Bande annonce du film.

De toute façon, l’Ukraine ce n’est pas si loin de la Lituanie. De toute façon, il n’y a pas de danger. De toute façon, ce sera forcément l’occasion de rencontres, d’une expérience sinon d’une aventure.

Alors ils roulent.

Bien sûr, cela ne va pas se passer si simplement que prévu –mais prévu par qui? Destinataire introuvable, intermédiaires louches, lieux de passage où se croisent des figures de diplomates, de journalistes, d’humanitaires, de trafiquants, bien loin des clichés.

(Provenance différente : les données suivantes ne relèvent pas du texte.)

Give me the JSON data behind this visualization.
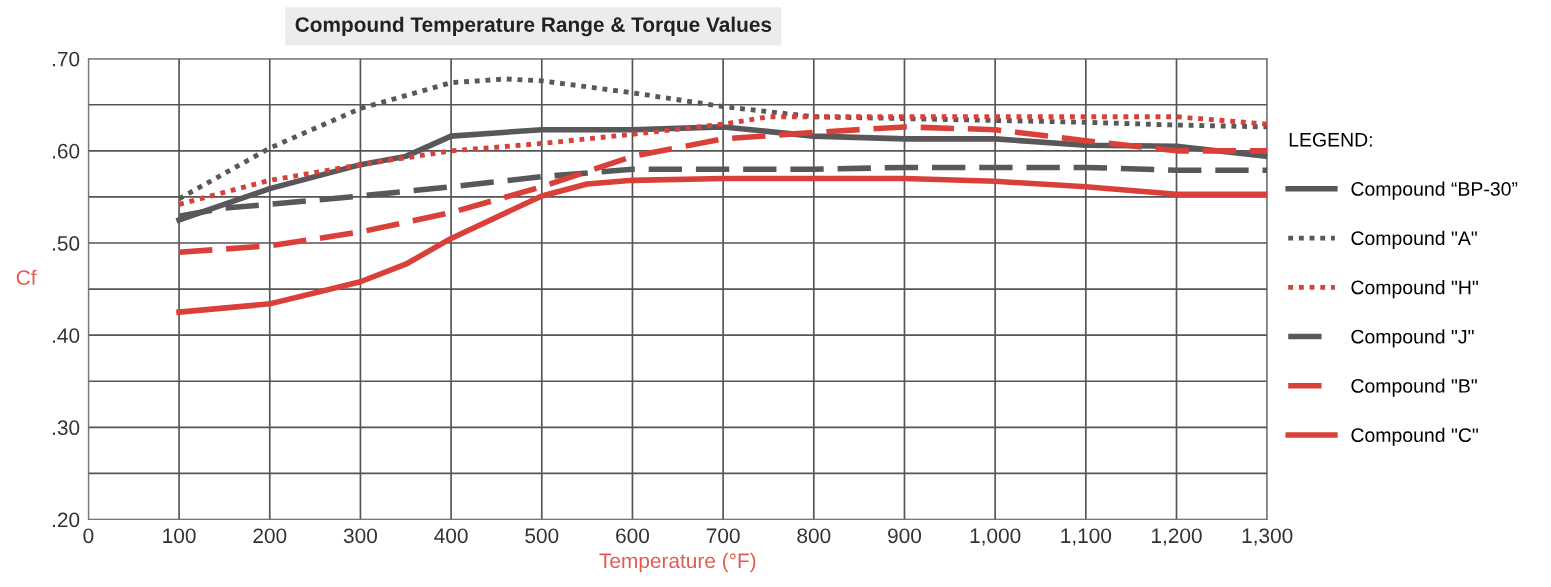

Aléas de la relation amoureuse, aussi. Jeunes corps où frémit une vie qui ne sait où s’accomplir. Épuisement des mots et des codes.

Marianne (Vanessa Paradis), le regard d’un étrangère. | ©Rezo Films

Ce monde aux franges du fantastique est bien réel, c’est l’Ukraine après les violences de Maïdan, Maïdan dont Rokas avait passionnément suivi la révolte sur son ordinateur, Maïdan où se rend, le temps d’une digression nullement superflue, la photographe jouée par Vanessa Paradis. Très belle apparition, à nouveau aux confins du factuel et de l’artifice revendiqué.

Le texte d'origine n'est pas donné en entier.